Vulpius, Karl Osсar, Orthopäde
*30.01.1867, Boxberg (Baden), ev., +28.07.1936 Autounfall bei Untereisesheim, kremiert und begraben in Heidelberg, Bergfriedhof.
V Gustav Friedrich Adolph V. (1839-1917), Dr., Pharmazeut;
M Amalie Helene, geb. Holdermann (1842-1902)
G keine (?)
∞ 5.03.1894, Heidelberg Camilla Starck (1869-1936)
K 2: Roland (1895-1983), Günther (1904-1985),.
1875-1885 Besuch des Gymnasiums in Heidelberg
1885-1890 Studium Medizin in Heidelberg u. (WS 1888/89) in
Berlin
1887 VII 11 Physikum in Heidelberg
1890 XI 15 Promotion summa cum laude zum Dr. med. bei V.
Czerny; Diss.:"Die Radikaloperation der Hernien in
der vorderen Bauchwand"
1891-1896 Assistent der Chirurgischen Klinik bei Czerny
1893 I Klinischer Assistent u. ab 1894 Leiter der
neugeschaffenen orthopädischen Ambulanz
1894 II Habilitation in der Chirurgie; H.-schrift: "Beiträge zur Physiologie u. Chirurgie der Milz"; Probevorlesung: "Die Deformitäten im Lichte der Drucktheorie u. des Transportationsgesetzes"
1896 V 6 Erteilung des Lehrauftrags für Orthopädie durch das
Badische Kultusministerium
1896 VII 1 Eröffnung der orthopädisch-chirurgischen Klinik als Universitätsinstitut unter der Leitung V.

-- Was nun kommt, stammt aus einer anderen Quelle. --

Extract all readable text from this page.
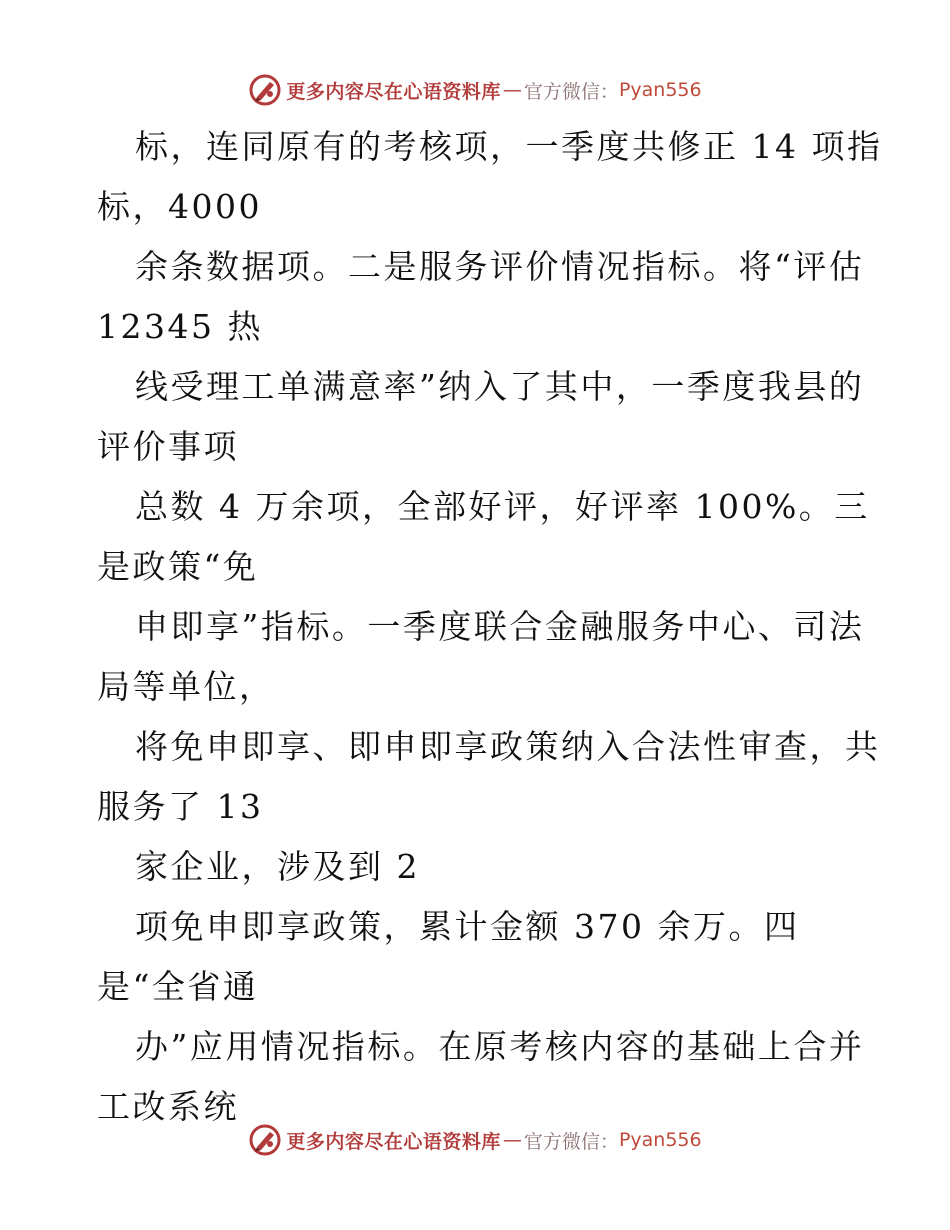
更多内容尽在心语资料库 — 官方微信： Pyan556
标，连同原有的考核项，一季度共修正 14 项指
标，4000
余条数据项。二是服务评价情况指标。将“评估
12345 热
线受理工单满意率”纳入了其中，一季度我县的
评价事项
总数 4 万余项，全部好评，好评率 100%。三
是政策“免
申即享”指标。一季度联合金融服务中心、司法
局等单位，
将免申即享、即申即享政策纳入合法性审查，共
服务了 13
家企业，涉及到 2
项免申即享政策，累计金额 370 余万。四
是“全省通
办”应用情况指标。在原考核内容的基础上合并
工改系统
更多内容尽在心语资料库 — 官方微信： Pyan556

1902 XI 10 Ernennung zum a.o. Prof. der Universität Heidelberg
1906 VIII 2 Entziehung des Lehrauftrags für Orthopädie ab 1. Okt. 1906; Umwandlung der orthopädischen Klinik in eine Privatklinik
1909 I Eröffnung des provisorischen Krüppelheims für Kinder im Anschluss an die orthopädische Privatklinik unter der ärztlichen Leitung V. (im März 1913 in den Neubau in Rohrbach als Landeskrüppelheim umgezogen)
1912 VI Eröffnung des "Sanatoriums Solbad Rappenau" unter der ärztlichen Leitung V. (heute "Vulpius Klinik GmbH")

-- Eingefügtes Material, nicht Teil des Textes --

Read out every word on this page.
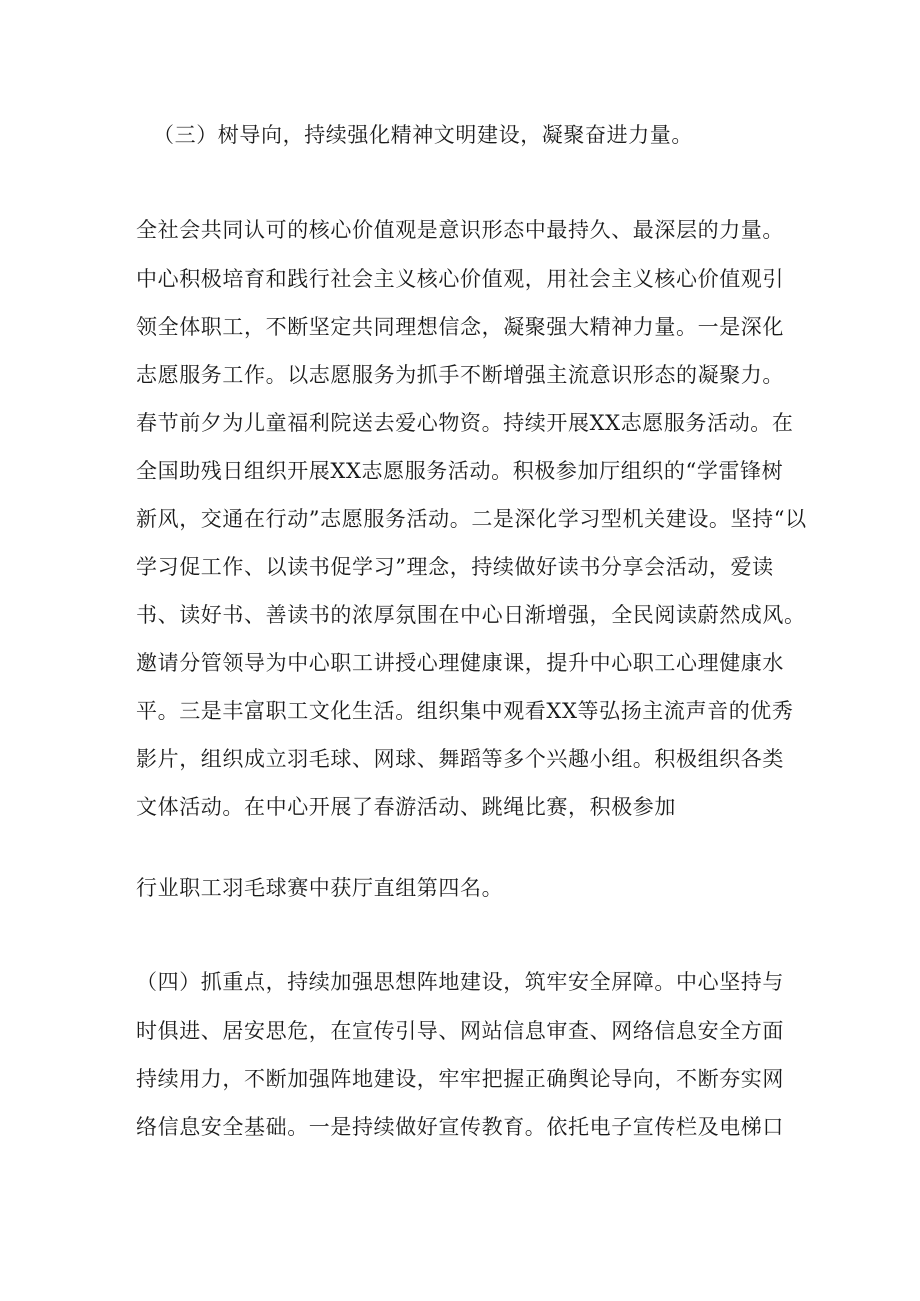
（三）树导向，持续强化精神文明建设，凝聚奋进力量。
全社会共同认可的核心价值观是意识形态中最持久、最深层的力量。
中心积极培育和践行社会主义核心价值观，用社会主义核心价值观引
领全体职工，不断坚定共同理想信念，凝聚强大精神力量。一是深化
志愿服务工作。以志愿服务为抓手不断增强主流意识形态的凝聚力。
春节前夕为儿童福利院送去爱心物资。持续开展XX志愿服务活动。在
全国助残日组织开展XX志愿服务活动。积极参加厅组织的“学雷锋树
新风，交通在行动”志愿服务活动。二是深化学习型机关建设。坚持“以
学习促工作、以读书促学习”理念，持续做好读书分享会活动，爱读
书、读好书、善读书的浓厚氛围在中心日渐增强，全民阅读蔚然成风。
邀请分管领导为中心职工讲授心理健康课，提升中心职工心理健康水
平。三是丰富职工文化生活。组织集中观看XX等弘扬主流声音的优秀
影片，组织成立羽毛球、网球、舞蹈等多个兴趣小组。积极组织各类
文体活动。在中心开展了春游活动、跳绳比赛，积极参加
行业职工羽毛球赛中获厅直组第四名。
（四）抓重点，持续加强思想阵地建设，筑牢安全屏障。中心坚持与
时俱进、居安思危，在宣传引导、网站信息审查、网络信息安全方面
持续用力，不断加强阵地建设，牢牢把握正确舆论导向，不断夯实网
络信息安全基础。一是持续做好宣传教育。依托电子宣传栏及电梯口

1914 VI Vorsitz beim 3. Krüppelfürsorgekongress in Heidelberg
1914-1918 Oberstabsarzt an der West- und Ostfront; E.K. I. u. II. Kl. u.a.
1919 VI Umwandlung des Landeskrüppelheims in die "Stiftung Orthopädische Universitätsklinik"; Rücktritt als leitender Arzt.
1925 Übergabe der orthopädischen Privatklinik, Umzug nach Bad Rappenau.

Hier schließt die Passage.